Sehubungan dengan itu, Santosa (2001, h. 87) menegaskan
bahwa proses mewujudkan cita Good Governance harus diimbangi dengan komitmen
untuk menegakkan Rule of Law, dengan karakter-karakter antara lain sebagai
berikut:
a.
Supremasi
hukum (The supremacy of law)
b.
Kepastian
hukum ( Legal certainty)
c.
Hukum yang
responsif
d.
Penegakan hukum
yang konsisten dan nondiskriminatif
e.
Independensi
peradilan[8]
3.
Transparansi
(Transparency)
Salah satu yang menjadi persoalan
bangsa diakhir masa orde baru adalah merebaknya kasus-kasus korupsi yang
berkembang sejak awal masa kekuasaanya. Salah satu yang dapat menimbulkan dan
memberi ruang gerak kegiatan korupsi adalah manajemen pemerintahan yang tidak
transparan.
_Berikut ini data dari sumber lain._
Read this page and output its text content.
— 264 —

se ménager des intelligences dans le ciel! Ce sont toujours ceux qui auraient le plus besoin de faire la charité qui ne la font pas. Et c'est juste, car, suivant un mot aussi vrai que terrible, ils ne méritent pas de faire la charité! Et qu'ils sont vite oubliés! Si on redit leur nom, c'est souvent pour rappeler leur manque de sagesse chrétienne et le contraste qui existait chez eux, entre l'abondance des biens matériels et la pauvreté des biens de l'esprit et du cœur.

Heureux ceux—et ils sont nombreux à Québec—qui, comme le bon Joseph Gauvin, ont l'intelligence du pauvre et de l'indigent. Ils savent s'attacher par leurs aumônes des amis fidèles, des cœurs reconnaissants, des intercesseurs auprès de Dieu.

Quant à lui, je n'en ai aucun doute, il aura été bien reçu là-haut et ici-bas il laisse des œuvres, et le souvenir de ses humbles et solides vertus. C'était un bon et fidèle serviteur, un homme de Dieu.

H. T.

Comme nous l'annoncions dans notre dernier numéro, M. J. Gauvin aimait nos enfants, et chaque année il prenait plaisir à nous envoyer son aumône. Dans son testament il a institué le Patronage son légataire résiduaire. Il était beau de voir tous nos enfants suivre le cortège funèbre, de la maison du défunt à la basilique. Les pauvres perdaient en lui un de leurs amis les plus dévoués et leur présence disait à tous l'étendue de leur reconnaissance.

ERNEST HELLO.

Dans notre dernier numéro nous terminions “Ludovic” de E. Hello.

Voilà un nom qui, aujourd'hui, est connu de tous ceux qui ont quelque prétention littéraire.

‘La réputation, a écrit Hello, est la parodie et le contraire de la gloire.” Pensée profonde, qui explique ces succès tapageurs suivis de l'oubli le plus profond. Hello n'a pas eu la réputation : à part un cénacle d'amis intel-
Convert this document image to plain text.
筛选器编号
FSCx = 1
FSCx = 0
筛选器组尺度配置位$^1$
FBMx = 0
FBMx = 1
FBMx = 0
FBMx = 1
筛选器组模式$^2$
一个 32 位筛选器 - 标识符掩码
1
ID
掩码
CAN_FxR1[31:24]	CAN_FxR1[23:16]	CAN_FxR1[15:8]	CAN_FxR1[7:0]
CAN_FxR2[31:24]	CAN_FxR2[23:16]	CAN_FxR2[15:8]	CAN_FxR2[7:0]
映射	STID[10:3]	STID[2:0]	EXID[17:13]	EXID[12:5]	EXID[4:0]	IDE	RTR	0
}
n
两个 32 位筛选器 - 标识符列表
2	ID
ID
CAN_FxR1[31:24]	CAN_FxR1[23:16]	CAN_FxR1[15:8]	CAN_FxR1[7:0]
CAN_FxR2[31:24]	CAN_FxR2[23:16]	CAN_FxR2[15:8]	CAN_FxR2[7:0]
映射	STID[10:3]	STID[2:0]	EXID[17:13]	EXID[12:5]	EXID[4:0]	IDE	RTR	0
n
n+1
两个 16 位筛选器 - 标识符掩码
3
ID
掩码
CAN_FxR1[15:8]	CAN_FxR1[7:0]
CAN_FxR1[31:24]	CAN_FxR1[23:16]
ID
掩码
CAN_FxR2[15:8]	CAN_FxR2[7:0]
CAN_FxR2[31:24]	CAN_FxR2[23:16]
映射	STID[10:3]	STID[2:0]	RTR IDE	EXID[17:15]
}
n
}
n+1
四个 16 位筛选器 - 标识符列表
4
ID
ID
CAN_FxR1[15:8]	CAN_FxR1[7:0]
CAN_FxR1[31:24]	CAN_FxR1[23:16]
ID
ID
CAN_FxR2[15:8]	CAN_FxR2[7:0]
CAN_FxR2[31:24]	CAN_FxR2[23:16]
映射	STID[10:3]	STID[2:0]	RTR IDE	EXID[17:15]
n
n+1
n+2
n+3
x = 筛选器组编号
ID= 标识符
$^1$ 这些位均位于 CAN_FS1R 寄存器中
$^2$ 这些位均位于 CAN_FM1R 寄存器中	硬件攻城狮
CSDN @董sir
Oleh karena itu Michael Comdessus (1997) dalam salah satu rekomendasinya
pada PBB untuk membantu pemulihan
perekonomian Indonesia menyarankan perlunya tindakan pemberantasan korupsi dan
penyelenggaraan pemerintahan yang transparan, khususnya transparansi dalam
transaksi keuangan Negara, pengelolaan uang negara di bank sentral (BI), serta
transparansi sektor-sektor publik.
Gaffar menyimpulkan setidaknya ada 8
aspek mekanisme pengelolaan negara yang harus dilakukan secara transparan,
yaitu:
a.
Penetapan
posisi, jabatan atau kedudukan
b.
Kekayaan
pejabat publik
c.
Pemberian
penghargaan
d.
Penetapan
kebijakan yang terkait dengan pencerahan kehidupan
e.
Kesehatan
f.
Moralitas
para pejabat dan aparatur pelayanan publik
g.
Keamanan
dan ketertiban
h.
Kebijakan
strategis untuk pencerahan kehidupan masyarakat[9]
4.
Responsif
(Responsiveness)
Salah satu asas fundamental menuju
cita Good Governance adalah responsif, yakni pemerintah harus peka dan cepat
tanggap terhadap persoalan-persoalan masyarakat. Sesuai dengan asas responsif,
maka setiap unsur pemerintah harus memiliki 2 etik, yakni etik individual dan
etik sosial. Kualifikasi etik individual menuntut mereka agar memiliki kriteria
kapabilitas dan loyalitas profesional. Sedangkan etik social menuntut mereka
agar memiliki sensitifitas terhadap berbagai kebutuhan publik. Dalam upaya
mewujudkan asas responsif pemerintah harus melakukan upaya-upaya strategis dalam memberikan
perlakuan yang humanis pada kelompok-kelompok masyarakat tanpa pandang bulu.[10]
5.
Orientasi
kesepakatan (Consensus orientation)
Asas fundamental lain yang juga harus
menjadi perhatian pemerintah dalam melaksanakan tugas-tugas pemerintahannya
menuju cita Good Governance adalah pengambilan putusan melalui proses
musyawarah dan semaksimal mungkin berdasar kesepakatan bersama. Cara
pengambilan keputusan tersebut selain dapat menuaskan semua pihak atau sebagian
besar pihak juga dapat menarik komitmen komponen masyarakat sehingga memiliki legitimasi
untuk melahirkan coercive power (kekuatan memaksa) dalam upaya mewujudkan
efektifitas pelaksanaan keputusan. [11]
6.
Keadilan
(Equity)
Terkait dengan asas consensus,
transparansi dan responsif, Good Governance juga harus didukung dengan asas
equity, yakni kesamaandalam perlakuan (treatment) dan pelayanan sebagai sebuah
bangsa yang beradab, dan terus berupaya menuju cita Good Governance , proses
pengelolaan pemerintahan itu harus memberikan peluang, kesempatan, pelayanan
dan treatment yang sama
Dalam koridor kejujuran dan keadilan. Tidak ada seorang
atau sekelompok orang pun yang teraniaya dan tidak memperoleh apa yang menjadi
haknya. Pola pengelolaan pemerintahan seperti ini akan memperoleh dukungan
serta partisipasi yang baik dari rakyat.
7.
Efektivitas
(Effectiveness) dan Efisiensi (Efficiency)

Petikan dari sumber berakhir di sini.